If Reincarnation Is Real, We’d Like to Come Back as a Pampered Pet Rat
Specifically, a long-haired rat. Yes, those exist. The Harley rat is one variation of rat that has exceptionally long, fine, fluffy fur. The line is named after Harley, a rat with long fur who gave birth to five babies, four of which inherited her exceptional coat.
In addition to Harley rats, there are also rex rats, which have curly fur; satin coat rats, with silky fur; and sphynx rats, which have no fur at all.
Did Someone Say Stilton?
Those long, inquisitive whiskers are good for a lot more than sniffing out snacks. Rat noses are more than four times as sensitive as human noses and about 30 percent more sensitive than those of canines. Their sniffers are so powerful that they've been used in parts of Africa to find and clear landmines. They're too small to set them off, so they're able to lead people to their location without any risk to themselves.
They're also adept at identifying people infected with tuberculosis. They're even more accurate at spotting it than microscope tests!

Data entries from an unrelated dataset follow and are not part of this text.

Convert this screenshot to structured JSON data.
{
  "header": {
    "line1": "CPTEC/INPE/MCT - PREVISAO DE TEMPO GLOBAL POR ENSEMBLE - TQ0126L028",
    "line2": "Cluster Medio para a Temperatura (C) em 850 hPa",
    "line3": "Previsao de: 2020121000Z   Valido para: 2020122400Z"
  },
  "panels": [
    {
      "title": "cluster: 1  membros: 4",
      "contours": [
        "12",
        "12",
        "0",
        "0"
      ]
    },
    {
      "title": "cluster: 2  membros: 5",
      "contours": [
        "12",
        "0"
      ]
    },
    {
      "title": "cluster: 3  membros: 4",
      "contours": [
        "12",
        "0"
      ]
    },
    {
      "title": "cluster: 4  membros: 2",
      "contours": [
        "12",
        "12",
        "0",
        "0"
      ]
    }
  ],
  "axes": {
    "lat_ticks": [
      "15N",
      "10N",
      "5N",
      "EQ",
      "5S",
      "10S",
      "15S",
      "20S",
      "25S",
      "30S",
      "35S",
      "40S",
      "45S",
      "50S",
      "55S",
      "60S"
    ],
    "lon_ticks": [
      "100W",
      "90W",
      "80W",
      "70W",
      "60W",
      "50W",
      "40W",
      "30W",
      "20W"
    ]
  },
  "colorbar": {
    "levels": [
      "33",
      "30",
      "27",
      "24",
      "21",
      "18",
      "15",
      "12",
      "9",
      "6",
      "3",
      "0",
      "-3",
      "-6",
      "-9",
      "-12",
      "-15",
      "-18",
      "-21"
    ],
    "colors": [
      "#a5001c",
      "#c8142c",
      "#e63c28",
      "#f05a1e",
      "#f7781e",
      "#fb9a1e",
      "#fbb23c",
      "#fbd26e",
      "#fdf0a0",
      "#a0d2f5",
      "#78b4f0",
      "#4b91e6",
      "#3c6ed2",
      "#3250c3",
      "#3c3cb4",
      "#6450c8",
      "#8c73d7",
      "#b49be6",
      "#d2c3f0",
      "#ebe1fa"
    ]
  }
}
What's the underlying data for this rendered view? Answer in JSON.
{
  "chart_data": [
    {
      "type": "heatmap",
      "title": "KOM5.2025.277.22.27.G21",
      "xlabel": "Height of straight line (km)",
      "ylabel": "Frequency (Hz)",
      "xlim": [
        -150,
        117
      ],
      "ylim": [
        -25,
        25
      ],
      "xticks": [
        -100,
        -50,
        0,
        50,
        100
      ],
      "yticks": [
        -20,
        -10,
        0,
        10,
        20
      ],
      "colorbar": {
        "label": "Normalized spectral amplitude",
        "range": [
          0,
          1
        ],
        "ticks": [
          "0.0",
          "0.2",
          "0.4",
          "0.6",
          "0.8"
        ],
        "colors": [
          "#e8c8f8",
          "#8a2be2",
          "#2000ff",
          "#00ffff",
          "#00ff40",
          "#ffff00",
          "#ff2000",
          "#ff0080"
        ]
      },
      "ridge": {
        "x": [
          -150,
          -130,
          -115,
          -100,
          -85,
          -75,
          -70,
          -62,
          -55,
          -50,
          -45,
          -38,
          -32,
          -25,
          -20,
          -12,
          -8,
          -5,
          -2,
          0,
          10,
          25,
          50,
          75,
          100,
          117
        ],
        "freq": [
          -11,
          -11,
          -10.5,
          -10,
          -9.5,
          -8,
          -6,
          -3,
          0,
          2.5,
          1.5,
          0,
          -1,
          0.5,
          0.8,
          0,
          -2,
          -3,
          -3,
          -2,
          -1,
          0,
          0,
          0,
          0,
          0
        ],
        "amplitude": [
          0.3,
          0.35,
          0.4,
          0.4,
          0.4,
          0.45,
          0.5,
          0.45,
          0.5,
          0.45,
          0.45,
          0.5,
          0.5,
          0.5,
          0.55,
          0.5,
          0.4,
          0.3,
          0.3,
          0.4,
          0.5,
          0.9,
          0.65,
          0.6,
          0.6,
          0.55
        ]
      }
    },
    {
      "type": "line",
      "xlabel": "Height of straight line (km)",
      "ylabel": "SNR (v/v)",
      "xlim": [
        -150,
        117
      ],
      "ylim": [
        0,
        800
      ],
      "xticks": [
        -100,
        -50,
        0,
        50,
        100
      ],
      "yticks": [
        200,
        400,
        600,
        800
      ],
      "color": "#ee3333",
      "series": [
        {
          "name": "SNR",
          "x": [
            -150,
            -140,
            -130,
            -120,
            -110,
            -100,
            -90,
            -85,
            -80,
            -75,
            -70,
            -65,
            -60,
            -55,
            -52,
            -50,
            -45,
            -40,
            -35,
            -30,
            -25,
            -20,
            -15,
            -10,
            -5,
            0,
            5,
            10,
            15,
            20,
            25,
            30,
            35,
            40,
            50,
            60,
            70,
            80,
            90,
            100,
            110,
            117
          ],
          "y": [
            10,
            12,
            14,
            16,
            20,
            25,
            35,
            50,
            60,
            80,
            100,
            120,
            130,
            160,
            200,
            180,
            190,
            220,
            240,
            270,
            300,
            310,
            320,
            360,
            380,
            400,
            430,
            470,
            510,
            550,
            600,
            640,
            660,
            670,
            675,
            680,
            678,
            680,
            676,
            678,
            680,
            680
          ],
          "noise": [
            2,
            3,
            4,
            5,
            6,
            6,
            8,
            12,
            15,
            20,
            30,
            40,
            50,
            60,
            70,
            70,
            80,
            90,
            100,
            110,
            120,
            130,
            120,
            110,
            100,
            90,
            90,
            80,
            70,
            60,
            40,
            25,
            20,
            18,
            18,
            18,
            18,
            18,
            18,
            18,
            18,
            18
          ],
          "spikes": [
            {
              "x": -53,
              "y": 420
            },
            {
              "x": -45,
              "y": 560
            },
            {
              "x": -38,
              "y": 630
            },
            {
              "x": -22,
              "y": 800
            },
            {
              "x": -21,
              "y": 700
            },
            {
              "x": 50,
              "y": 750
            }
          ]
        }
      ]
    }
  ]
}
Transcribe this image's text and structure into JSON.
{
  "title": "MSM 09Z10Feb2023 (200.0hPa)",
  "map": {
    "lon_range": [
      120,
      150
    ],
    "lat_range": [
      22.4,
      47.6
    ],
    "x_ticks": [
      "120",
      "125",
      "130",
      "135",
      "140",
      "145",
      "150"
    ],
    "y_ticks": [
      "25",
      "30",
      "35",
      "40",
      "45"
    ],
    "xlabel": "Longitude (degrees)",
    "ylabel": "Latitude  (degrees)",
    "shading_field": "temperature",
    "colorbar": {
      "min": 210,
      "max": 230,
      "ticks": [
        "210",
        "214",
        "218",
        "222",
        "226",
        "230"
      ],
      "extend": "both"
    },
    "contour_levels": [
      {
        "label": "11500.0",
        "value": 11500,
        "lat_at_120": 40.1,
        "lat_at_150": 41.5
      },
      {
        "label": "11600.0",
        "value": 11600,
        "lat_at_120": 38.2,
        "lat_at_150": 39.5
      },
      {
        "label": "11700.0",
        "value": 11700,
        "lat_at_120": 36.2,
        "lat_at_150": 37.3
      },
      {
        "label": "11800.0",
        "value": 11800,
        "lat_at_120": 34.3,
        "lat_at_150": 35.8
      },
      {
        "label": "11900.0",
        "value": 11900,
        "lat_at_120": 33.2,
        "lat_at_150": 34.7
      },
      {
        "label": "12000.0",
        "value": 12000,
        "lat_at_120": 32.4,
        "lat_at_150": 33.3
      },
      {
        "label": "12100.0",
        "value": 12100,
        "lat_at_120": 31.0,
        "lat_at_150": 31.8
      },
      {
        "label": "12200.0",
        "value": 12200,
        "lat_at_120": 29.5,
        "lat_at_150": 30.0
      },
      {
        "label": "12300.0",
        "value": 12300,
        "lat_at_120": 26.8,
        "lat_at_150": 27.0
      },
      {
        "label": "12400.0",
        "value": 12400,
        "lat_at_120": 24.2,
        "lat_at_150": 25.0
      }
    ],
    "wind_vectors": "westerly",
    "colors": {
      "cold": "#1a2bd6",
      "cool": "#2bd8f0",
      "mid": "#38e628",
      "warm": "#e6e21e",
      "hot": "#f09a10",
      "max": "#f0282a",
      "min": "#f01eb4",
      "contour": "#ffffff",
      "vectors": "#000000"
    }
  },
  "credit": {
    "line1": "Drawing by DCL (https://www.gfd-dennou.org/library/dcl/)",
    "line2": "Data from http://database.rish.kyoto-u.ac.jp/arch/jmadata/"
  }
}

There are only a few major downsides to owning a pet rat. Firstly, rats are nocturnal, so they spend most of the day sleeping. Because of this, it's best to keep their cage in an area that doesn't get a ton of daytime traffic. They wake up around dawn and dusk, however, so there's still plenty of time to play with them during waking hours.
The bigger bummer? They only live about two years, on average. Some live until 2.5, or even three, but they're not going to match the lifespan of a bunny or guinea pig. Sigh. On the upside, if you're new to rat ownership, the commitment isn't too daunting.